Após colocar o ponto final em Garimpo de Almas, que ele escreveu entre 2018 e 2019, Stepan decidiu entrar de vez para o mundo da literatura. Lembrou-se das palavras do seu chefe no jornal, Batista Custódio, um sujeito muito austero, segundo ele, que telefonava e pedia para ele não abandonar a escrita – quando ele foi para o Rio se dedicar às artes cênicas.

“Ele me dizia que o que iria para a posteridade era o que eu escrevia. Foi meu grande incentivador. Eu que, por medo de misturar as coisas, deixei essa vontade de escrever de lado por todos esses anos. Ainda não tenho a disciplina de um escritor, mas o primeiro já saiu”, diz.

No ano passado, quando a quarentena se fez necessária, Stepan se dedicou a escrever poemas. Cem ao todo. Não sabe ao certo o que irá fazer com eles. No momento, escreve outro romance que já tem título: Casa Amarela.

Pronto mesmo está – esse, com bastante humor – o Guia Prático Para Inadimplentes e Negativados, que agora ganhará um novo capítulo que abordará o confinamento. “Ensino como sobreviver no meio da inadimplência. Mostro o quanto esse circo capitalista invadiu a vida das pessoas e se tornou quase uma tortura”, diz.

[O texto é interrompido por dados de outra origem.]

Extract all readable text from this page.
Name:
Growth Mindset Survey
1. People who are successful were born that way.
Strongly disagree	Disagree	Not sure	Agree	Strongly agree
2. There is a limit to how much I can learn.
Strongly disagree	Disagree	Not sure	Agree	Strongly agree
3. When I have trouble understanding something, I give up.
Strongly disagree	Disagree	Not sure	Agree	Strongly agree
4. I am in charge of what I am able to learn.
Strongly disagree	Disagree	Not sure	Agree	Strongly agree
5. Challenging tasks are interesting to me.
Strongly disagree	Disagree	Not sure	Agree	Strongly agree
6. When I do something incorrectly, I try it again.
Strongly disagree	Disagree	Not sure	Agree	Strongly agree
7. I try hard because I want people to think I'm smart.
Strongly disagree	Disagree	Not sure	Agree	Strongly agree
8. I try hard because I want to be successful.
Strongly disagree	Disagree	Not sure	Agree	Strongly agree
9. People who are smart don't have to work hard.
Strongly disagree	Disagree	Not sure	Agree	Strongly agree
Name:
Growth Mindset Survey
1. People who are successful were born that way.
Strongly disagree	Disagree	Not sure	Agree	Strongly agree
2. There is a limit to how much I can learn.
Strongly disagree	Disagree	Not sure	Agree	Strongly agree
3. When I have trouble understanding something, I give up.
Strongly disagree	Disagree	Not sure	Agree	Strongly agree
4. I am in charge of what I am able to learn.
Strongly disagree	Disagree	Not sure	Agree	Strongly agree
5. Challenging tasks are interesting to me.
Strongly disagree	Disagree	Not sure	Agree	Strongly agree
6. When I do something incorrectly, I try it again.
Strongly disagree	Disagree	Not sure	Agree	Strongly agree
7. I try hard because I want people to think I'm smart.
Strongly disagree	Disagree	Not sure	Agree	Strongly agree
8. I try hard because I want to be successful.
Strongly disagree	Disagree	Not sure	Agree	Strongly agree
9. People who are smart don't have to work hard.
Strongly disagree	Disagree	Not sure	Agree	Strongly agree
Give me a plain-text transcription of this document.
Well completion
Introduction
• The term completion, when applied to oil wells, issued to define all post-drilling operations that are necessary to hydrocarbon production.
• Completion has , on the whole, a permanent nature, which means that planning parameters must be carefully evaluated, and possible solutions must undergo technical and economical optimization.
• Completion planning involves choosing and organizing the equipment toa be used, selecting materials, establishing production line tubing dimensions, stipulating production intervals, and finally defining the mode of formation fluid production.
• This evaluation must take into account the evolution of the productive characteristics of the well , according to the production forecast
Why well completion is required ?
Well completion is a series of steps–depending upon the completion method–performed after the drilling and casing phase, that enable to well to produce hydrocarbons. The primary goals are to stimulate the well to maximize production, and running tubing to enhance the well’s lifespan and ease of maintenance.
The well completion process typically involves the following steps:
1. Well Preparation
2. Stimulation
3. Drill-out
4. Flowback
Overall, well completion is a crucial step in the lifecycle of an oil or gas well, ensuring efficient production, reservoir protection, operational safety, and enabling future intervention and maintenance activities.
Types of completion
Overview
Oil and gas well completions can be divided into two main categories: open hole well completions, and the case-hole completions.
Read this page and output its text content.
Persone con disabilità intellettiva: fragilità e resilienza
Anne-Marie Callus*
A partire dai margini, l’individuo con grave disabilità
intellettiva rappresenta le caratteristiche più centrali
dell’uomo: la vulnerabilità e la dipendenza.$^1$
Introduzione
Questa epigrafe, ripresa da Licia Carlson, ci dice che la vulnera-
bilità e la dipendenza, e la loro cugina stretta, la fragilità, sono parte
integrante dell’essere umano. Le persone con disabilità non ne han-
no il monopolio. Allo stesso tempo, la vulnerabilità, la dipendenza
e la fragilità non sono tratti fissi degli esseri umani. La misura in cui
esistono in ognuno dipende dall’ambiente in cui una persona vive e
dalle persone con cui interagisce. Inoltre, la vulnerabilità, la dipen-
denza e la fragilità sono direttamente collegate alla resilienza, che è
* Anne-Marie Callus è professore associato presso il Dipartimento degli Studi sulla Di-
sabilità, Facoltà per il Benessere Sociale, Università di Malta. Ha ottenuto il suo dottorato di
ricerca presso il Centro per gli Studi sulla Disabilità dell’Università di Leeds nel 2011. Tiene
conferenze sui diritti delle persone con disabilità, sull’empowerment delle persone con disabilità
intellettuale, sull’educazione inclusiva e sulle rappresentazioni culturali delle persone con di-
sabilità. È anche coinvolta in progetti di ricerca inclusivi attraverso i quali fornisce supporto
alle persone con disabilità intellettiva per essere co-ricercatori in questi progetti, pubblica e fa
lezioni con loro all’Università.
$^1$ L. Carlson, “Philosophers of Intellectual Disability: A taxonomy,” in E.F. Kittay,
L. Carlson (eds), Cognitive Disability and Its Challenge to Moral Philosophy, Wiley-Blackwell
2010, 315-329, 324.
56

No momento, o ator grava uma participação na série Cine Holliúdy, da TV Globo. Mostra-se preocupado com os colegas de profissão, com a escassez de trabalho por conta da pandemia. “Nos últimos anos, promoveram um massacre contra os artistas, linchamento, suspensão de financiamentos. Já vínhamos de uma situação ruim. Agora, ficou péssima”.

GARIMPO DE ALMAS

Autor: Stepan Nercessian

Editora: Tordesilhas (216 págs., R$ 44 papel, R$ 29,60 e-book)

As informações são do jornal O Estado de S. Paulo.